The Leadership Skill We Don’t Talk About Enough
- Lisa Schaefer
- May 25
- 3 min read
It’s easy to jump to conclusions.
Easy to make assumptions.
Easy to decide we already know what’s happening.
Easy to predict how a conversation will go or what someone “really meant.”
What’s harder is recognizing how much of that interpretation might be based on incomplete information.
The truth is, we rarely have the full story.
One of the most important leadership skills isn’t having the answers. It’s recognizing how much you don’t know yet.
That can feel deeply uncomfortable, especially for new leaders who often believe leadership means projecting confidence, certainty and decisiveness at all times. We think we’re supposed to walk into the room with the answers. We worry that curiosity might make us look uncertain or weak.
But leadership is inherently people-centered work. And people are...complicated. Which means leadership requires curiosity.
This idea has been showing up everywhere lately in the work we’ve been doing and the ideas we’ve been exploring.
We fill in the gaps
Brené Brown talks about how, in the absence of data, we create “first drafts” — stories we tell ourselves to make sense of what’s happening around us.
Adam Grant writes about the importance of “thinking like a scientist,” actively looking for reasons we might be wrong instead of searching for evidence that proves we’re right.
In emotional intelligence trainings last week, we talked about how the emotion showing up on the surface often isn’t the actual emotion underneath. Frustration might really be fear. Defensiveness might be embarrassment. Shutting down might be overwhelm.
And in a TEDTalk by Charles Duhigg, he explores the idea that sometimes people aren’t even having the same conversation at all. One person thinks the discussion is practical. The other is experiencing it emotionally. Both walk away confused, frustrated and unheard.
Different ideas. Same uncomfortable truth:
Our brains are wired to fill in gaps.
To create certainty.
To make quick judgments.
Understanding isn’t the same as agreeing
Other people’s perspectives are shaped by experiences, emotions and information we may not fully understand — but they still feel completely real to the person holding them. And leaders ignore that reality at their own risk.
That doesn’t mean every perspective is healthy, productive or acceptable. Understanding context doesn’t remove accountability. But it does help us respond more effectively.
Because when we assume we already know the full story, we often choose responses that make situations worse instead of better.
We label someone as difficult before considering what else might be happening.
We assume resistance when someone may actually be confused.
We react defensively instead of getting curious.
We focus on intent while ignoring impact.
We try to solve the wrong problem because we never slowed down long enough to understand the real one.
If we’re honest, most of us do this faster than we realize. But good leadership often requires resisting that instinct long enough to ask better questions.

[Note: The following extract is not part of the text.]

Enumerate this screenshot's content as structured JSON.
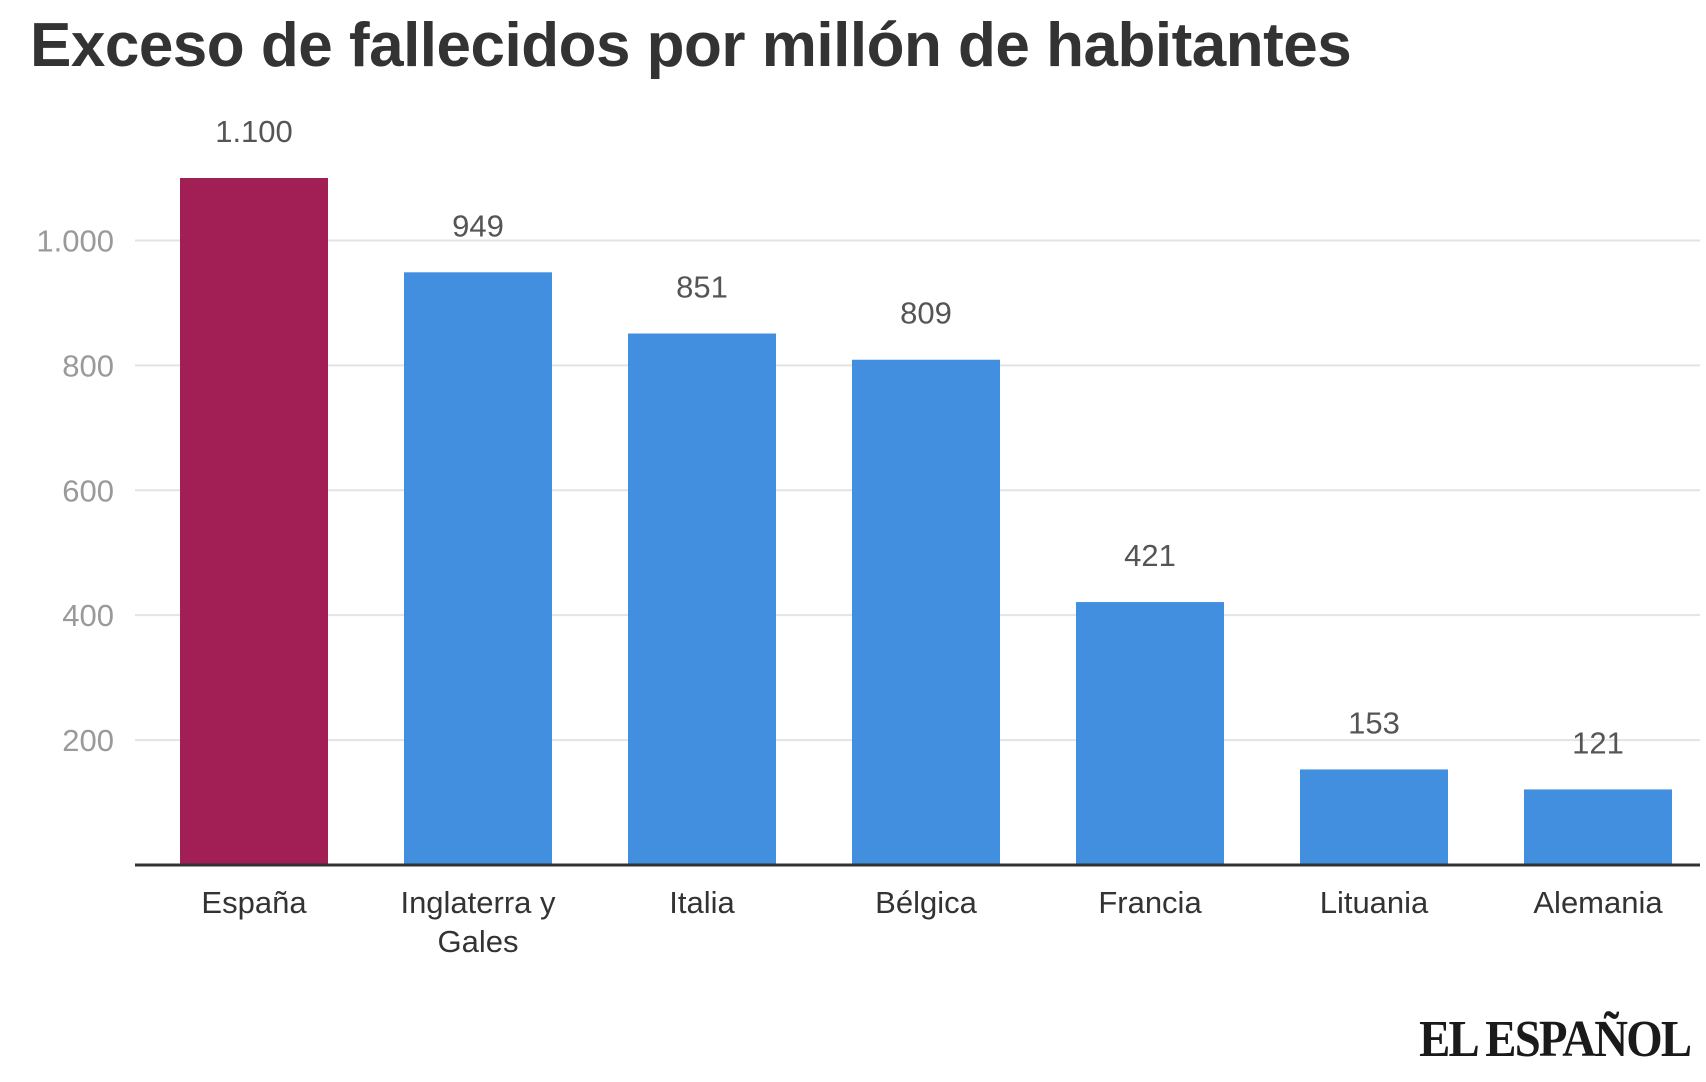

To be clear, this takes practice.
It can feel uncomfortable to set aside our initial assumptions, especially when we’re stressed, frustrated or trying to appear confident. Curiosity can feel vulnerable because it requires admitting we may not fully understand the situation yet.
We won’t always get it right. But leadership gets stronger when we keep trying anyway.
What this looks like on a random Tuesday
On a random Tuesday in the office, this can look surprisingly simple:
Pausing before reacting to an email that feels sharp or dismissive.
Recognizing that someone’s frustration may have very little to do with you.
Checking whether everyone in the meeting is actually solving the same problem.
Separating assumptions from facts.
Saying:
“Help me understand.”
“Tell me more.”
“I may not have the full picture yet.”
It looks like listening fully instead of listening for confirmation that you’re already right. It looks like staying calm enough to respond intentionally instead of emotionally.
It looks like balancing honesty with compassion. Accountability with curiosity. Confidence with humility.
The leaders who keep learning
Leadership isn’t about knowing everything.
It’s about creating environments where people feel respected, heard and safe enough to communicate honestly.
That kind of trust is rarely built by the leader who always has the answers.
It’s built by the leader willing to keep learning.